The powertrain teams a 138-horsepower turbocharged 1.4-liter 4-cylinder engine with a 6-speed dual-clutch automated manual transmission. "Frankly, we're going to need more vehicles like this for fuel-economy regulations," Lutz said. (Dual-clutch transmissions have proved more efficient than traditional gearboxes.) Should the Granite get the green light (i.e., be approved for production), it will be marketed as a premium small crossover, priced higher than the Orlando.
Next up on the unveiling parade was the Acadia Denali. One of the reasons GMC has remained successful within a struggling GM is the high-end Denali versions of its products. Packed with money-making options, Denali models give dealers high-profit products to sell, and customers get luxurious vehicles with unique looks and all the amenities. GMC says 45 percent of all Yukons sold are Denalis, which certainly helps the bottom line.
The Acadia Denali due to hit the market in the third quarter of 2010 as a 2011 model. It shares design language with the Chevrolet Traverse and Buick Enclave, which have been well-received by the automotive media and are good sellers for GMC.
On the outside, the Acadia Denali features a chromed honeycomb grille, high-intensity discharge headlights, chromed 20-inch wheels, monochromatic body cladding, a dual "skyscape" sunroof, and unique front and rear fascias.

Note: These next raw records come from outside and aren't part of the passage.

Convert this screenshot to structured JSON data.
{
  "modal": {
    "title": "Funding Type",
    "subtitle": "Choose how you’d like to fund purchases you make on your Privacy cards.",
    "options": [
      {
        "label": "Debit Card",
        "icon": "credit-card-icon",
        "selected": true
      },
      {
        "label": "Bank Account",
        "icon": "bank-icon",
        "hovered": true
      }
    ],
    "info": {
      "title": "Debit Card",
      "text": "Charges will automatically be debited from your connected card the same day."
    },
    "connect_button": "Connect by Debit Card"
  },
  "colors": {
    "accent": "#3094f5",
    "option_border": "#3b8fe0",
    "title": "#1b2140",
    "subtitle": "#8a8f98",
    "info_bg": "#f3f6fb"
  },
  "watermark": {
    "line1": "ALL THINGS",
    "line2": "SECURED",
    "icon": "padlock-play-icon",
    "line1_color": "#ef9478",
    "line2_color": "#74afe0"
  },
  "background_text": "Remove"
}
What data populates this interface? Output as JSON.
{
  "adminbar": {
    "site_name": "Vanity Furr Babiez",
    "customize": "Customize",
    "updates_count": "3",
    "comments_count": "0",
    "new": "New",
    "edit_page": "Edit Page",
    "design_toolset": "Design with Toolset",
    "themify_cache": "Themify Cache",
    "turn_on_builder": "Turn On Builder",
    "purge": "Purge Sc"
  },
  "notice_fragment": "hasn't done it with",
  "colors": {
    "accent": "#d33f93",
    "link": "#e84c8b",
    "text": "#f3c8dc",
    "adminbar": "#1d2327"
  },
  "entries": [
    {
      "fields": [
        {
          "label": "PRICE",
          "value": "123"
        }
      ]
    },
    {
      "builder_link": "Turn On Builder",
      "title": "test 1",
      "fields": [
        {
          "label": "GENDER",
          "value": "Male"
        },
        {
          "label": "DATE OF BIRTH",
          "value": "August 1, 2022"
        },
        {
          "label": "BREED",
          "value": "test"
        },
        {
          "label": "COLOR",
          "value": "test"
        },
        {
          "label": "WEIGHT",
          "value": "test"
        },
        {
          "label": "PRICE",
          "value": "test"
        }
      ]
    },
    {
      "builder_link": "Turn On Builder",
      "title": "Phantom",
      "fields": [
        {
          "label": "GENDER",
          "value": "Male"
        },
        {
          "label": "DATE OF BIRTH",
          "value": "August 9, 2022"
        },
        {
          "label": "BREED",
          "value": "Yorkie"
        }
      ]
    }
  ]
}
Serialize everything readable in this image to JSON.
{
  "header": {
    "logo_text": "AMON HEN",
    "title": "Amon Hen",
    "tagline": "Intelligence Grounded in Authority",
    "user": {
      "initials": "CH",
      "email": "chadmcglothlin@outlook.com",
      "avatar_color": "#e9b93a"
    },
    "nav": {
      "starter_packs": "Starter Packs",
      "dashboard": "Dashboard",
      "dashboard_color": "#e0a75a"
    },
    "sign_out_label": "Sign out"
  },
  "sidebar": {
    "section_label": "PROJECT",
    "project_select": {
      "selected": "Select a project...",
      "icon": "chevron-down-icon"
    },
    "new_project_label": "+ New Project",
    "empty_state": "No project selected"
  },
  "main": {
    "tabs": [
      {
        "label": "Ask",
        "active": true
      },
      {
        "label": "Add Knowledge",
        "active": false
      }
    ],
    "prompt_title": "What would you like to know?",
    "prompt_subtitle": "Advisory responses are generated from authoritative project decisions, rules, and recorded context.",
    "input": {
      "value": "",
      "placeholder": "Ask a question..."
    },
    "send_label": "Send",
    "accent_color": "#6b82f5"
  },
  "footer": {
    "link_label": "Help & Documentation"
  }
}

Inside, the Acadia Denali comes standard with perforated leather seats and door trim, heated and cooled front seats, chromed and lit sill plates, mahogany wood trim and a heads-up display. The Denali is also quieter, thanks to triple door seals, additional sound deadening material and premium acoustic glass. Like other Acadias, the Denali will be offered with front- or all-wheel drive with seating for seven or eight. The lone engine is a 288-horsepower 3.6-liter V6 that promises to deliver 24 mpg highway.